Essa palavra vem do Francês que significa: “É o Antônio”. Só que em francês você pode falar
“C’est’Antonin” ou “C’es... Antonin...”. Na verdade a regra diz que você tem que fazer a elisão,
que é a ligação entre os dois sons, criando o terceiro que é a letra “t”: “C’est’Antonin”. Só que a
pessoa que diz isso, omite a ligação entre as palavras e não forma essa letra “t”. Não formando
essa letra “t”, fica um erro em língua francesa, mas a pessoa que fala, fica mais tranquila com ela
mesma. Sabe por quê? Porque existe uma onomatopeia que “t’Antonin” significa “êxitante” e a
pessoa que fala ao telefone, não quer se passar por “exitante”, então ao em vez dela falar
“C’est’Antonin”, como se você estivesse dizendo “É o “exitante”, faz-se um erro na língua
francesa pra quebrar a língua francesa e não deixar que se faça uma explicação subliminar
nessa língua. Então nos jogos de discurso dela são todos voltados para quebrar os limites da
língua francesa.
Você poderia dar um exemplo?
Acho que no Brasil alguns autores fazem isso em pequenos momentos dos seus livros. Ou, por
exemplo, não sei se você pegou aquele artigo do Machado de Assis sobre Dom Casmurro [ela
se refere a um artigo em construção intitulado “Semiótica e Interdisciplinaridade”], quando você
pega o Dom Casmurro e escolhe o uso de sintaxe curta para descrever a casa de Matacavalos,
ele também quer chegar aos limites da língua portuguesa-brasileira. Ele fica tentando mostrar
sintaticamente o quanto aquela casa foi racional. Você pode perceber que as frases são curtas,
lapidares.
O segundo capítulo do Dom Casmurro é uma compilação de frases muito curtas e lapidares para
demostrar o quanto é racional aquele espaço que ele [Machado de Assis] estava descrevendo.
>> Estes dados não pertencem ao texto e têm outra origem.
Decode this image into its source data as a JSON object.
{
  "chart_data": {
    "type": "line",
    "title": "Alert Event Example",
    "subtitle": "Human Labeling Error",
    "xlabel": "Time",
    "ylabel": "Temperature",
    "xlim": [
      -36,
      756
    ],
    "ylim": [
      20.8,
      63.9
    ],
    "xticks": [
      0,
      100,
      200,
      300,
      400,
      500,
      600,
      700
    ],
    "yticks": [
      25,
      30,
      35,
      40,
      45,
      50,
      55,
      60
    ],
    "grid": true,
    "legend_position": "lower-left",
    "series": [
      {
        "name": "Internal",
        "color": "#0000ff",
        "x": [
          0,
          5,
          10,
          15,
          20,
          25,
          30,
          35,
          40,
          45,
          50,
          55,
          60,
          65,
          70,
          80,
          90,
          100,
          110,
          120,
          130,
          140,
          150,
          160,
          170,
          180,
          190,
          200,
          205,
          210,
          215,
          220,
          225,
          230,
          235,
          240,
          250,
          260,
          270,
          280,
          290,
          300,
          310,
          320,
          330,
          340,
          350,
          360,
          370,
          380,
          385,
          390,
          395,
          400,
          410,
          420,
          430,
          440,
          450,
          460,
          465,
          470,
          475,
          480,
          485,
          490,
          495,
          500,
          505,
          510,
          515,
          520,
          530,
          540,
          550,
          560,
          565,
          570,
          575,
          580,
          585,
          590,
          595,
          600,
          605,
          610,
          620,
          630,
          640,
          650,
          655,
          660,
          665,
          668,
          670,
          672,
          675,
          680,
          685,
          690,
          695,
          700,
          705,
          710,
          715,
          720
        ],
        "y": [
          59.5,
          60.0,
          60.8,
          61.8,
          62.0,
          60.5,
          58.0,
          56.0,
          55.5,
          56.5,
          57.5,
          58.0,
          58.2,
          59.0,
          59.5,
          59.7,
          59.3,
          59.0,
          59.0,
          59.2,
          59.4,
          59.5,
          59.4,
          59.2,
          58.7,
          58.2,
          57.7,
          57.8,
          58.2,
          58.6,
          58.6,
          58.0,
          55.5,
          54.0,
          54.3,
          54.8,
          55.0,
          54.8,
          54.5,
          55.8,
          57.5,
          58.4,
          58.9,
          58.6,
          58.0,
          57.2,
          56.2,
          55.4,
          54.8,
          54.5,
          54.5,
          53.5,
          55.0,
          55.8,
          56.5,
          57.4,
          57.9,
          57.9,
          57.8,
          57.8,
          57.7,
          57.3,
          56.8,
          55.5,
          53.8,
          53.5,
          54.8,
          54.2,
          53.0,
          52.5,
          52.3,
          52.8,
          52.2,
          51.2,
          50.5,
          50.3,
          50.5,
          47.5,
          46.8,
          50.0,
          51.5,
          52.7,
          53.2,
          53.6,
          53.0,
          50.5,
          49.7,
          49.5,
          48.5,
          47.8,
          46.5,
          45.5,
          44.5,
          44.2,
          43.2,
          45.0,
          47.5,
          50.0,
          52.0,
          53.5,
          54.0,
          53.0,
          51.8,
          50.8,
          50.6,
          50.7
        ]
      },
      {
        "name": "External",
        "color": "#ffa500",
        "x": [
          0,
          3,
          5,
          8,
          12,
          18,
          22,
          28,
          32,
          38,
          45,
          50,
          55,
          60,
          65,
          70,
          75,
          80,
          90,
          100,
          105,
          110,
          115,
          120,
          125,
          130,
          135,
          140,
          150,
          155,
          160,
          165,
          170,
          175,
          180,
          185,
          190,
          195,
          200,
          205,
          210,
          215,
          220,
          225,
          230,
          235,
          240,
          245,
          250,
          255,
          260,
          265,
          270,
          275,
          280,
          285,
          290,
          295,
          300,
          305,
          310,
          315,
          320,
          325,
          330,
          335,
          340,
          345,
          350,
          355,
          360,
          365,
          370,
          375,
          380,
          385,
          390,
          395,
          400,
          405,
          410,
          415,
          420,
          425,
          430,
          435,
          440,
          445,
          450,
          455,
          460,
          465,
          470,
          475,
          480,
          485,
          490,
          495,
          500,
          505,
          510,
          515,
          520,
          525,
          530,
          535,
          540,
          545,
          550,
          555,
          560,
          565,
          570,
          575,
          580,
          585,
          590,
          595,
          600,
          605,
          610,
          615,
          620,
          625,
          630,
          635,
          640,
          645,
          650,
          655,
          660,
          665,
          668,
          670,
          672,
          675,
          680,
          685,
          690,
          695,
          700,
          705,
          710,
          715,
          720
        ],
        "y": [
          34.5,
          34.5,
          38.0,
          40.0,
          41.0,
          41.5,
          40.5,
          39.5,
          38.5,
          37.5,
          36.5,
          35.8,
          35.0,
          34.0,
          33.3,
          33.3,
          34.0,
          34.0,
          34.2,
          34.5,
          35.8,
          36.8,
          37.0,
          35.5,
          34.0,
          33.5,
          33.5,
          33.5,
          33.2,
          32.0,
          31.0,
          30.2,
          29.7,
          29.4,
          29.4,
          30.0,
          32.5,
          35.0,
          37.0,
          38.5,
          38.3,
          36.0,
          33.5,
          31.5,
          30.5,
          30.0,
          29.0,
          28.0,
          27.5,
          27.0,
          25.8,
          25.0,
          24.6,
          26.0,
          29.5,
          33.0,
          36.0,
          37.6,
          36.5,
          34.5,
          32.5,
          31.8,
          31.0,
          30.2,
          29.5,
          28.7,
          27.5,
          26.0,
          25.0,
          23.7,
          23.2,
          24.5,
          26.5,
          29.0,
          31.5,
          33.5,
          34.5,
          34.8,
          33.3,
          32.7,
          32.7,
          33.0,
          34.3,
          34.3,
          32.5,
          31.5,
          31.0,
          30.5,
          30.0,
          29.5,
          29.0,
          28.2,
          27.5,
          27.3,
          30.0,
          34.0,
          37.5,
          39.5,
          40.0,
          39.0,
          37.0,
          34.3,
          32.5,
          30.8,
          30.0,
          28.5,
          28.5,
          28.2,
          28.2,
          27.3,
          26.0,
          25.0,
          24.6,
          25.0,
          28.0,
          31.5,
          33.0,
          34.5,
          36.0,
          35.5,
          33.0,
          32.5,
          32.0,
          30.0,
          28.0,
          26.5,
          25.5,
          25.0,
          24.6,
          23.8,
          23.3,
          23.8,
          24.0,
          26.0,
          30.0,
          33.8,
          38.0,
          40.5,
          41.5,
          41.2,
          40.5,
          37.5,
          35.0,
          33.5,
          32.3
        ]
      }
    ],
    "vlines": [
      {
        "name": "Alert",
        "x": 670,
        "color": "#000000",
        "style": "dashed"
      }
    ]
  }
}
Muitos autores fazem isso para tentar chegar aos limites da língua. E a Nathalie Sarraute tentou
chegar aos limites da língua sem contar uma história. Só discutindo palavras e jogos de
palavras. Sem se aprofundar muito nas situações, no contexto, mas se aprofundado bastante na
discussão do uso da palavra. Ela tem até o livro do uso da palavra. Um dos livros que ela
estudou, escreveu, se chama “O uso da palavra”, ainda não foi traduzido em português do Brasil,
só de Portugal.
Então ela foi única em sua forma de escrever?
Olha... Da maneira como ela faz, foi única. Porque isso mostra que ela foi uma pessoa que criou
uma forma literária de escrever. Só que ela faz parte de uma corrente de literária maior que se
chamava “Nouvelle roman” [“Novo romance”]. Teve muita gente que escreveu de maneira
revolucionária com a forma literária. Tem o texto muito famoso que se chama “O pão”, nele se
descreve o pão como se fosse uma montanha, com crateras, as cascas de pão eram as crostas
que você podia observar da terra, um texto absolutamente descritivo que fala do pão e do relevo
do pão. Essa coisa de tentar focalizar o microscópico, o que é muito pequeno, para tentar chegar
numa dimensão maior, foi uma vertente da escola literário que é o “Nouvelle roman”, uma escola
que surgiu ali pelos anos 1940 e 1950 do século XIX e que chegou até os nossos dias porque
pessoas escreveram até o final do século, como Nathalie Sarraoute, que morreu em 1999.
*Entrevista originalmente publicada no livro digital “Jornalismo Científico e Pesquisa na
Amazônia”, organizado por Manuel Dutra e Samuel Lima.